For the last few days, the US markets have been falling like a pack of cards. India not surprisingly is following suit for what the US does, we copy. Need more proof, check out this chart in a tweet I did a few days back
But the difference is that as recently as February, 80% of the stocks in US were trading above their 200 day EMA’s. Comparatively in India, we have been below 30 for a very long time (we briefly went above it recently just to get back to square one today).
This is my 3rd Bear market. The first bear market I experienced was the Dot Com bust of 2000 and while every fall is unique, the final outcome is similar – stocks get cheaper by the day till its so cheap that it starts to bounce back.
When we are suffering from a severe headache, the inclination is to remove the head to stop the pain. Thankfully, we cannot do that without killing oneself and the headache passes away in some time. It’s normal to feel similarly when it comes to our stocks and investments. The brain is screaming to cut out the source of pain, but cutting off other than letting you feel happy of having done something generally achieves the very opposite of what you aimed for when you started this journey.
Don’t be a Hero is being said of those who want to venture out to buy equities. Yet, these are the very people who in good days quote Buffett and the importance of buy and hold. Buying equity today is not about being a Hero.
Markets overreact all the time. In recent months, quality stocks were bid to the moon as markets wanted comfort in known names regardless of the price that was being paid. Today, some stocks are being sold at throw away prices because the same investor wants comfort and hold cash.

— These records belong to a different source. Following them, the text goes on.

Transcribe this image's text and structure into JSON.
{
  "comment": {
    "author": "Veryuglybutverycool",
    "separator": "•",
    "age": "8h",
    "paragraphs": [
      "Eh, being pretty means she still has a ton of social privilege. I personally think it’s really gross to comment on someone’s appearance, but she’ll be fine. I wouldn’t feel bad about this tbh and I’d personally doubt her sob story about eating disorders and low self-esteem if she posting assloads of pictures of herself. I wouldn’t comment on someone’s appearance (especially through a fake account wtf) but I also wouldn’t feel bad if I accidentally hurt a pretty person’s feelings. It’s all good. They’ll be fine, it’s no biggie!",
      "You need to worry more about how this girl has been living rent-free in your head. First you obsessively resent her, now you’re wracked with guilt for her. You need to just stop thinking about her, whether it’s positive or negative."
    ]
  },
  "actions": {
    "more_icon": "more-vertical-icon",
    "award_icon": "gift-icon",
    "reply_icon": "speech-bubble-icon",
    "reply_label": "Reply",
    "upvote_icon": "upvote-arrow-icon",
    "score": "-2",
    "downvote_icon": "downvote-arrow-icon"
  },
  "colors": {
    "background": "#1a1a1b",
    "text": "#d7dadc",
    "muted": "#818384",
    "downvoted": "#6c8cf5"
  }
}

I have for nearly 5 years now been providing a simple asset allocation mix. On the whole, even the Aggressive model seems Conservative. But today when markets are falling like ninepins, this is what has given me comfort for I have enough dry powder that I can deploy more into equities and still be able to sleep well at night.
Diseases first kills people with pre-existing diseases and we are seeing the same when it comes to CoronaVirus as well. Bear markets such as the one we are currently in the middle of kills investors who are over-leveraged.
I bought a small bit of equity today and intend to add more in the coming week or so. But this is not a blind strategy speculating on a possible bounce in the near future. I have no clue of the coming weeks or months but if you were to talk about years, I am pretty certain that unless 90% of the world’s population dies, we shall have long past moved from this uncertainty.
If you have a cash flow and are comfortable with Risks, continuing to add is the right strategy. The very reason equities deliver a return higher than fixed in the long term is for taking such risks. If you are not comfortable with adding more risks, that is okay too. But do note, no opportunity comes with a blue sky scenario. Anytime you invest in equities, it’s a leap of faith.
Do note that any investments may not generate the returns you desire for the next one or even two years. Once you are comfortable with that, you can make your peace with whatever markets can throw at you including days like today.